I only had two hours to see Zion! I took a quick drive around the northwest loop in the park. This was the scene at the turn around. What can I say but I really need to come back and spend several days at one of the largest and most beautiful National Parks in the Country.
Capitol Reef National Park encompasses the Waterpocket Fold. This fold runs about 100 miles north and south. It was formed 50 -70 million years ago along a fault during a mountain building period in the Western states. Movement along the fault created these monoclines rising as much as 7000 feet. More recent activity 15- 20 million years ago of the Colorado Plateau uplift and resulting erosion exposed the surface of the monoclines. As much as 10,000 feet of strata representing 270 million years of geological history has been exposed in some areas.
Capitol Reef National Park is full of unusual forms, outcroppings, ridges, valleys, and canyons. Everywhere I turned, I saw a different formation. Questions flashed across my mind. How were they formed in the first place? When were they created? What was the landscape like at the time of the creation? What was the driving natural force that changed the landscape? What forces caused the erosion to occur in a specific way? Why are there different colors and tones? What are the legends that surround the formation’s history?
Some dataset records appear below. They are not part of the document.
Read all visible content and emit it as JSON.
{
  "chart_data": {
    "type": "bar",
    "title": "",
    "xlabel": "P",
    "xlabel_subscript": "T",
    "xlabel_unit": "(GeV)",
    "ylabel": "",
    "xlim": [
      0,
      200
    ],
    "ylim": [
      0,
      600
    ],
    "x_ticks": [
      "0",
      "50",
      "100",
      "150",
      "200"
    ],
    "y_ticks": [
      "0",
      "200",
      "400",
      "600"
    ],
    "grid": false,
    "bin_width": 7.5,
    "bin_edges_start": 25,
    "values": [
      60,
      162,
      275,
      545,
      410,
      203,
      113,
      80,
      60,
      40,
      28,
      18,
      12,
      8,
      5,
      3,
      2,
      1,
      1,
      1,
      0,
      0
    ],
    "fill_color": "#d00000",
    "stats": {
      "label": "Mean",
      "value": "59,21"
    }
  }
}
Does Navaho Dome reflect the lined face fo wisdom or the peaks and swirls of child’s play? Maybe it is both …
On my last day at Capitol Reef I decided to just drive around and scout some of the areas for a future trip. It was mid-day when I saw some interesting shadows on these rock protrusions. The scene looked pretty flat in color. My mind turned black and white. I like clouds and shadows. Here were both.
This was my first stop at Capitol Reef National Park following my stop at the Visitor’s Center. It was mid-day, the sun was bright, and there were no clouds. So what … I started thinking black and white from the start. I walked around until I was able to frame “The Castle” with the two trees.
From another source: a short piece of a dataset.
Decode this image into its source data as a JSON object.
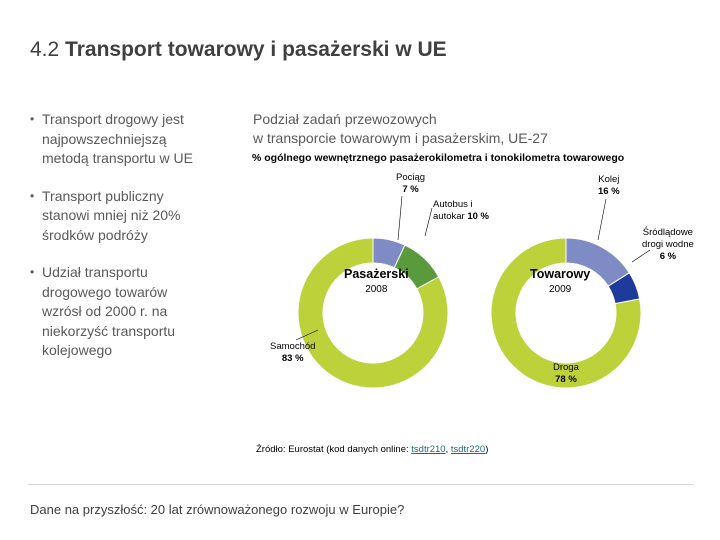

To me “The Castle” really did look like a castle overlooking the valley below. It was a good way to start my exploration of Capitol Reef National Park.
Following yesterday’s post, this image is the Temple of the Moon. Looking at both of these “Temples” in the valley and the heavily eroded hill sides on the perimeter makes me wish that a time-lapse camera could have caught the changes over the eons of time. How interesting it would be to watch nature’s elements carve out these natural structures.
As reference, the image of the Temple of the Moon and rising moon on 28 March was taken from the perspective of the small peak on the left.
The sun was starting to set over the western rim of the valley. I was standing on a small rock outcropping. My focus was moving back and forth from the Temple of the Sun on my left and the Temple of the Moon on my right. The clouds were rapidly moving as the sun was setting, providing different levels of interest and shadows on the two “Temples”. I was hesitant to switch my composition from one to the other. I did anyway…
Walking into a narrow canyon in Capitol Reef National Park, I stopped and turned around to view the path I had taken. This tree was perfectly framed by the canyon walls and the cliff in the background. The shapes, colors, shadows and highlights created this image. All I had to do is place my tripod down and push the shutter. Nature is amazing.
My future bride wrote the following poem to describe how she felt when viewing the image
Growth is everywhere, even underneath the layers of rock where years of rain, wind, and river water color them a bright reddish, with lines and splashes of experience.
The tree winds and tangles to the sun as if it wants to be seen up where the air is clear and open, a place it stretches to yet cannot see.
It is a ghost-like journey, this quest to become. The journey, with its twists and branches, is the story that is not yet written, not yet told.
Down I walked into Goblin Valley. Stone soldiers were gathered around waiting for their leader to give direction. I walked around and around through their midsts and found this line of soldiers starting to march. I quickly formed into line with my camera and tripod on my shoulder like a rifle. On we marched out of the valley to a destination unknown. I slid out of ranks and sneaked back to my car.
Sometimes I get lucky. Walking along the washes between the Temple of the Moon and Temple of the Sun in Capitol Reef, I looked east and saw a full moon rising over the horizon. I positioned myself west of the Temple of the Moon. I waited over an hour for the sky to darken and the moon to rise above the temple monolith. While waiting, I thought about the spiritual ramifications that were felt by the ancient native Americans thousands of years ago. It was well worth the wait.